Differential Item Functioning
Differential item functioning (DIF) occurs when an item behaves differently for examinees of equal ability who belong to different subgroups — typically defined by sex, first language, age, or instructional background. DIF analysis controls for ability so that simple group differences in difficulty are not mistaken for bias. An item is flagged for DIF only when subgroups of matched ability differ in expected response.
Detection methods
The Mantel-Haenszel procedure stratifies examinees by total score, computes an odds ratio of correct response between focal and reference groups within each stratum, and pools across strata. Educational Testing Service's MH delta classification — A, B, or C — has long served as a routine screen on operational tests.

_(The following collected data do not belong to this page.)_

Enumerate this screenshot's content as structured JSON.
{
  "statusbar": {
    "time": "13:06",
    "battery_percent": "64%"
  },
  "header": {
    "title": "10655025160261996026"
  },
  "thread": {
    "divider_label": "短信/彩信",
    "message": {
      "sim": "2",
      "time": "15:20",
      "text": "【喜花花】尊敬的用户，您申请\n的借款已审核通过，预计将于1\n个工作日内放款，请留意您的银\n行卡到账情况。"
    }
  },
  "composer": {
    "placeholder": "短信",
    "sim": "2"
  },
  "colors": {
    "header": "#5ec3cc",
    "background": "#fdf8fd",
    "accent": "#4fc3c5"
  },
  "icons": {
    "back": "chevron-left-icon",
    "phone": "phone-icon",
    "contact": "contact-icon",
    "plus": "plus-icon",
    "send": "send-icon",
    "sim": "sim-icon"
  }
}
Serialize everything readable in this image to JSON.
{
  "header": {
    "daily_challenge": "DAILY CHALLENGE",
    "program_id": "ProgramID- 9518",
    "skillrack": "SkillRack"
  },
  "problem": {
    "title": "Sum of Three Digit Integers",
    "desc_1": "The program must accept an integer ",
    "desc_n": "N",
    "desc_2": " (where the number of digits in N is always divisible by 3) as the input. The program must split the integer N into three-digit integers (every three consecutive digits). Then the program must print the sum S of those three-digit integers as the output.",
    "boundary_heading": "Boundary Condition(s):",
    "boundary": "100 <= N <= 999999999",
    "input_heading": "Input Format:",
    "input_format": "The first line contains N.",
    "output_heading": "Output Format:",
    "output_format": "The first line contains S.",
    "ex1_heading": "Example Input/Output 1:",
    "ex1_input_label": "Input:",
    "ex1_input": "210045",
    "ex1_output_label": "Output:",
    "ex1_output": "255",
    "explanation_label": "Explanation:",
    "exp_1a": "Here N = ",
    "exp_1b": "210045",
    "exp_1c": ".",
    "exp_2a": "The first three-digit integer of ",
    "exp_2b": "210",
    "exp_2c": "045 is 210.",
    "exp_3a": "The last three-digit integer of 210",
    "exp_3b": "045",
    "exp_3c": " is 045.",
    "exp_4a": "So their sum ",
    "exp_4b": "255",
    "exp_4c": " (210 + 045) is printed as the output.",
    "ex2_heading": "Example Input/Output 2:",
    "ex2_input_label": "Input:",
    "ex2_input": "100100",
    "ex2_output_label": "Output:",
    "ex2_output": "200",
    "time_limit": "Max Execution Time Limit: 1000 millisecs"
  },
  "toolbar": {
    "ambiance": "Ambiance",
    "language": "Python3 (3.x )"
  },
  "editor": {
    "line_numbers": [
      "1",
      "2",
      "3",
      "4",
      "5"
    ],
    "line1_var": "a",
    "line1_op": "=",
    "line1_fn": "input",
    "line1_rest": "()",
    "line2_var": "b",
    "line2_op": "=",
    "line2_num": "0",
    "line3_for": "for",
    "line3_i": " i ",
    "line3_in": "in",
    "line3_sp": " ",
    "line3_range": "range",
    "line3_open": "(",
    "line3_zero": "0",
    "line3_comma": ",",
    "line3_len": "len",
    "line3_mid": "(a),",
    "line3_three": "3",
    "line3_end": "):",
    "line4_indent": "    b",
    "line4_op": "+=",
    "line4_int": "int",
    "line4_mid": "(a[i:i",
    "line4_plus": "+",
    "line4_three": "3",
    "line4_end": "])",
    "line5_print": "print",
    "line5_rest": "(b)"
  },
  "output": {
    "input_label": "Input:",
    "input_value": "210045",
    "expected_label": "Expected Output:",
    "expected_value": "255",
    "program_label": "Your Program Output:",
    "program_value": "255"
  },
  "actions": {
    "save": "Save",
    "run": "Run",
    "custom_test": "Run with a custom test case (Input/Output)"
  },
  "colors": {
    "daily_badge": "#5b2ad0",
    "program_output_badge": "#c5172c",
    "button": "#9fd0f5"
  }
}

Logistic regression methods regress item response on ability, group membership, and their interaction. A significant group main effect signals uniform DIF; a significant interaction signals non-uniform DIF, where the focal group is favoured at one ability range and the reference group at another. Parallel IRT-based methods compare item parameters across groups, with the Lord's chi-square test, the likelihood-ratio test, and Raju's area measures as common indices. Rasch DIF analyses report item difficulty by subgroup and contrast statistics from FACETS or Winsteps output.
Use in language testing
DIF analysis is now routine in major language tests. Studies have examined whether IELTS or TOEFL items disadvantage particular L1 backgrounds, gender groups, or age bands. A flagged item is reviewed by content experts: DIF identifies a statistical asymmetry, but only substantive review can decide whether the asymmetry reflects construct-irrelevant variance — a validity threat — or genuine, intended differences in the construct itself. Sustained DIF that disadvantages an identifiable subgroup feeds directly into consequential validity arguments and into fairness review under the Standards.
References
- Holland, P. W., & Wainer, H. (Eds.). (1993). Differential Item Functioning. Lawrence Erlbaum Associates.
- AERA, APA, & NCME (2014). Standards for Educational and Psychological Testing. American Educational Research Association.
- Ferne, T., & Rupp, A. A. (2007). A synthesis of 15 years of research on DIF in language testing. Language Assessment Quarterly, 4(2), 113–148.